PH.D DEFENCE - PUBLIC SEMINAR

Leveraging Multimodal Information in Semantics and Sentics Analysis of User-Generated Content

Speaker
Mr Rajiv Ratn Shah
Advisor
Dr Roger Zimmermann, Associate Professor, School of Computing


05 Jan 2017 Thursday, 10:00 AM to 11:30 AM

Executive Classroom, COM2-04-02

Abstract:

The amount of user-generated multimedia content (UGC) has increased rapidly in recent years due to the ubiquitous availability of smartphones, digital cameras, and affordable network infrastructures. To benefit users and social media companies from an automatic semantics and sentics understanding of UGC, this thesis focuses on developing effective algorithms for several significant multimedia analytics problems. Sentics are common affective patterns associated with natural language concepts exploited for tasks such as emotion recognition from text/speech or sentiment analysis. Knowledge structures derived from UGC are beneficial in an efficient multimedia search, retrieval, and recommendation. However, real-world UGC is complex, and extracting the semantics and sentics from only multimedia content is very difficult because suitable concepts may be exhibited in different representations. Moreover, due to the increasing popularity of social media sites and advancements in technology, it is possible now to collect significant amount of important contextual information (e.g., spatial, temporal, and preference information). Thus, it necessitates analyzing the information of UGC from multiple modalities to facilitate different social media applications. Specifically, applications related to multimedia summarization, tag ranking and recommendation, preference-aware multimedia recommendation, and multimedia-based e--learning, are built by exploiting the multimedia content (e.g., visual content) and associated contextual information (e.g., geo-, temporal, and other sensory data). However, it is very challenging to address the above-mentioned problems efficiently due to the following reasons: (i) difficulty in capturing the semantics of UGC, (ii) the existence of noisy metadata, (iii) difficulty in handling big datasets, (iv) difficulty in learning user preferences, and (v) the insufficient accessibility and searchability of video content.

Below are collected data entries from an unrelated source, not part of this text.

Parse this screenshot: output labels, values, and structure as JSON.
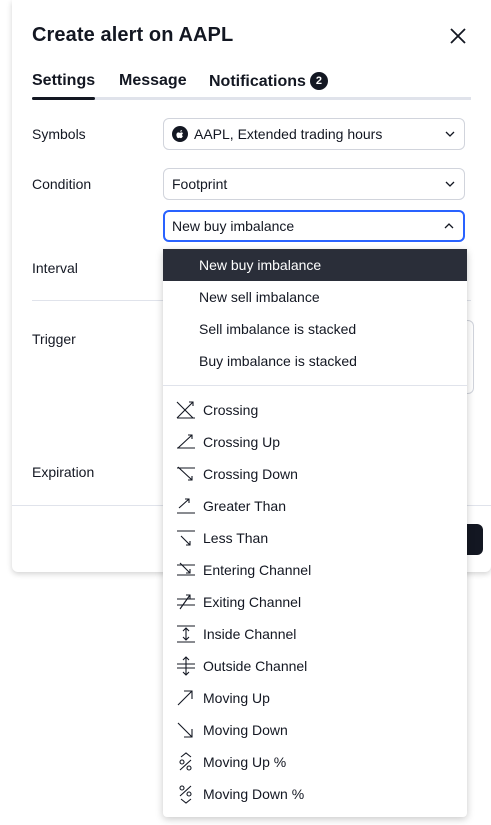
{
  "dialog": {
    "title": "Create alert on AAPL",
    "tabs": [
      {
        "label": "Settings",
        "active": true
      },
      {
        "label": "Message",
        "active": false
      },
      {
        "label": "Notifications",
        "badge": "2",
        "active": false
      }
    ],
    "fields": {
      "symbols_label": "Symbols",
      "symbols_value": "AAPL, Extended trading hours",
      "condition_label": "Condition",
      "condition_value": "Footprint",
      "condition_sub_value": "New buy imbalance",
      "interval_label": "Interval",
      "trigger_label": "Trigger",
      "expiration_label": "Expiration"
    }
  },
  "dropdown": {
    "options": [
      {
        "label": "New buy imbalance",
        "selected": true
      },
      {
        "label": "New sell imbalance",
        "selected": false
      },
      {
        "label": "Sell imbalance is stacked",
        "selected": false
      },
      {
        "label": "Buy imbalance is stacked",
        "selected": false
      }
    ],
    "operators": [
      {
        "label": "Crossing",
        "icon": "crossing-icon"
      },
      {
        "label": "Crossing Up",
        "icon": "crossing-up-icon"
      },
      {
        "label": "Crossing Down",
        "icon": "crossing-down-icon"
      },
      {
        "label": "Greater Than",
        "icon": "greater-than-icon"
      },
      {
        "label": "Less Than",
        "icon": "less-than-icon"
      },
      {
        "label": "Entering Channel",
        "icon": "entering-channel-icon"
      },
      {
        "label": "Exiting Channel",
        "icon": "exiting-channel-icon"
      },
      {
        "label": "Inside Channel",
        "icon": "inside-channel-icon"
      },
      {
        "label": "Outside Channel",
        "icon": "outside-channel-icon"
      },
      {
        "label": "Moving Up",
        "icon": "moving-up-icon"
      },
      {
        "label": "Moving Down",
        "icon": "moving-down-icon"
      },
      {
        "label": "Moving Up %",
        "icon": "moving-up-percent-icon"
      },
      {
        "label": "Moving Down %",
        "icon": "moving-down-percent-icon"
      }
    ]
  },
  "colors": {
    "accent": "#2962ff",
    "selected_bg": "#2a2e39",
    "text": "#131722",
    "border": "#d1d4dc"
  }
}
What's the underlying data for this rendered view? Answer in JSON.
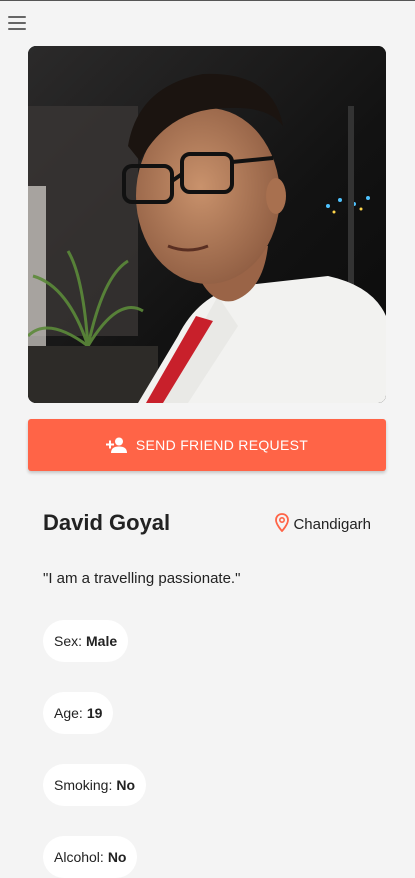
{
  "header": {
    "menu_icon": "hamburger-menu-icon"
  },
  "profile": {
    "photo_alt": "Profile photo",
    "cta_label": "SEND FRIEND REQUEST",
    "cta_icon": "person-add-icon",
    "name": "David Goyal",
    "location": "Chandigarh",
    "location_icon": "location-pin-icon",
    "bio": "\"I am a travelling passionate.\"",
    "attributes": [
      {
        "label": "Sex:",
        "value": "Male"
      },
      {
        "label": "Age:",
        "value": "19"
      },
      {
        "label": "Smoking:",
        "value": "No"
      },
      {
        "label": "Alcohol:",
        "value": "No"
      }
    ]
  },
  "colors": {
    "accent": "#ff6447",
    "background": "#f4f4f4",
    "pill_bg": "#ffffff"
  }
}
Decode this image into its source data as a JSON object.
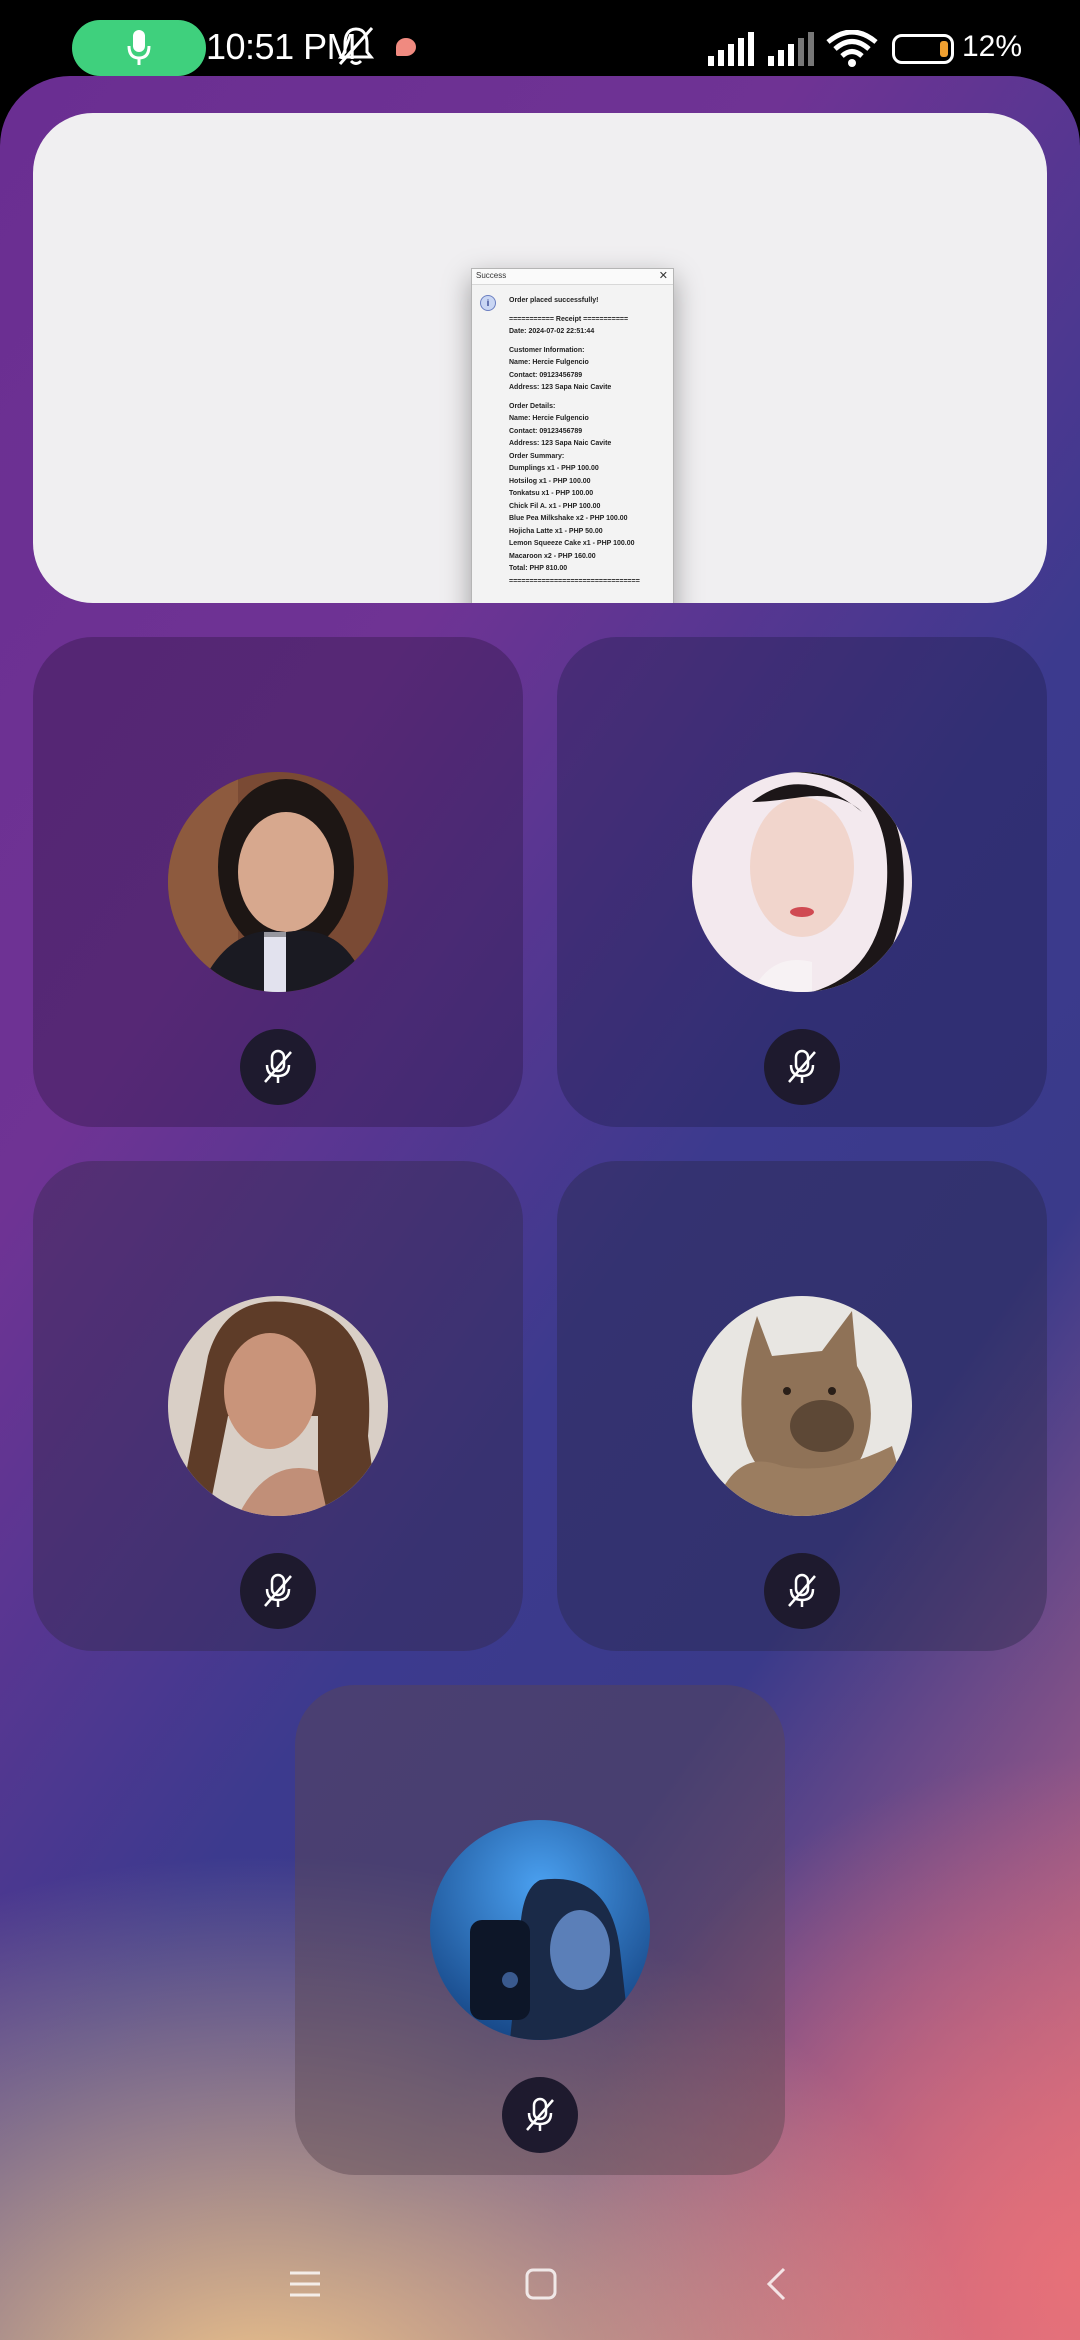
{
  "status_bar": {
    "time": "10:51 PM",
    "battery_percent": "12%",
    "battery_level": 0.12,
    "icons": [
      "mic-icon",
      "bell-muted-icon",
      "chat-bubble-icon",
      "signal-icon",
      "signal-icon",
      "wifi-icon",
      "battery-icon"
    ]
  },
  "screen_share": {
    "dialog": {
      "title": "Success",
      "message": "Order placed successfully!",
      "receipt_header": "=========== Receipt ===========",
      "date": "Date: 2024-07-02 22:51:44",
      "customer_header": "Customer Information:",
      "customer_name": "Name: Hercie Fulgencio",
      "customer_contact": "Contact: 09123456789",
      "customer_address": "Address: 123 Sapa Naic Cavite",
      "order_header": "Order Details:",
      "order_name": "Name: Hercie Fulgencio",
      "order_contact": "Contact: 09123456789",
      "order_address": "Address: 123 Sapa Naic Cavite",
      "summary_header": "Order Summary:",
      "items": [
        "Dumplings x1 - PHP 100.00",
        "Hotsilog x1 - PHP 100.00",
        "Tonkatsu x1 - PHP 100.00",
        "Chick Fil A. x1 - PHP 100.00",
        "Blue Pea Milkshake x2 - PHP 100.00",
        "Hojicha Latte x1 - PHP 50.00",
        "Lemon Squeeze Cake x1 - PHP 100.00",
        "Macaroon x2 - PHP 160.00"
      ],
      "total": "Total: PHP 810.00",
      "footer_rule": "================================"
    }
  },
  "participants": [
    {
      "id": 1,
      "muted": true
    },
    {
      "id": 2,
      "muted": true
    },
    {
      "id": 3,
      "muted": true
    },
    {
      "id": 4,
      "muted": true
    },
    {
      "id": 5,
      "muted": true
    }
  ],
  "nav_bar": {
    "buttons": [
      "menu-icon",
      "home-icon",
      "back-icon"
    ]
  }
}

Exploiting information from multiple sources helps in addressing aforementioned challenges and facilitating different social media applications. Therefore, in this thesis, we leverage information from multiple modalities and fuse the derived knowledge structures to provide effective solutions for several significant multimedia analytics problems. Our research focuses on the semantics and sentics understanding of UGC leveraging both content and contextual information. First, for a better semantics understanding of an event from a large collection of user-generated images (UGIs), we present the EventBuilder system. It enables people to automatically generate a summary for the event in real-time by visualizing different social media such as Wikipedia and Flickr. In particular, we exploit Wikipedia as the event background knowledge to obtain more contextual information about the event. This information is very useful in effective event detection. Next, we solve an optimization problem to produce text summaries for the event. Subsequently, we present the EventSensor system that aims to address sentics understanding and produces a multimedia summary for a given mood. It extracts concepts and mood tags from the visual content and textual metadata of UGIs and exploits them in sentics-based multimedia summary. EventSensor supports sentics-based event summarization by leveraging EventBuilder as its semantics engine component. Moreover, we focus on computing tag relevance for UGIs. Specifically, we leverage personal and social contexts of UGIs and follow a neighbor voting scheme to predict and rank tags. Furthermore, we focus on semantics and sentics understanding from user-generated videos (UGVs).

Since many outdoor UGVs lack a certain appeal because their soundtracks consist mostly of ambient background noise, we solve the problem of making UGVs more attractive by recommending a matching soundtrack for a UGV by exploiting content and contextual information. In particular, first, we predict scene moods from a real-world video dataset that was collected from users' daily outdoor activities. Second, we perform heuristic rankings to fuse the predicted confidence scores of multiple models, and third, we customize the video soundtrack recommendation functionality to make it compatible with mobile devices. Furthermore, we address the problem of knowledge structure extraction from educational UGVs to facilitate e?learning. Specifically, we solve the problem of topic-wise segmentation for lecture videos. To extract the structural knowledge of a multi-topic lecture video and thus make it easily accessible, it is very desirable to divide each video into shorter clips by performing an automatic topic-wise video segmentation. However, the accessibility and searchability of most lecture video content are still insufficient due to the unscripted and spontaneous speech of speakers. We present the ATLAS and TRACE systems to automatically perform the temporal segmentation of lecture videos. In our studies, we construct models from visual, transcript, and Wikipedia features to perform such topic-wise segmentations of lecture videos. Moreover, we investigate the late fusion of video segmentation results derived from state-of-the-art methods by exploiting the multimodal information of lecture videos.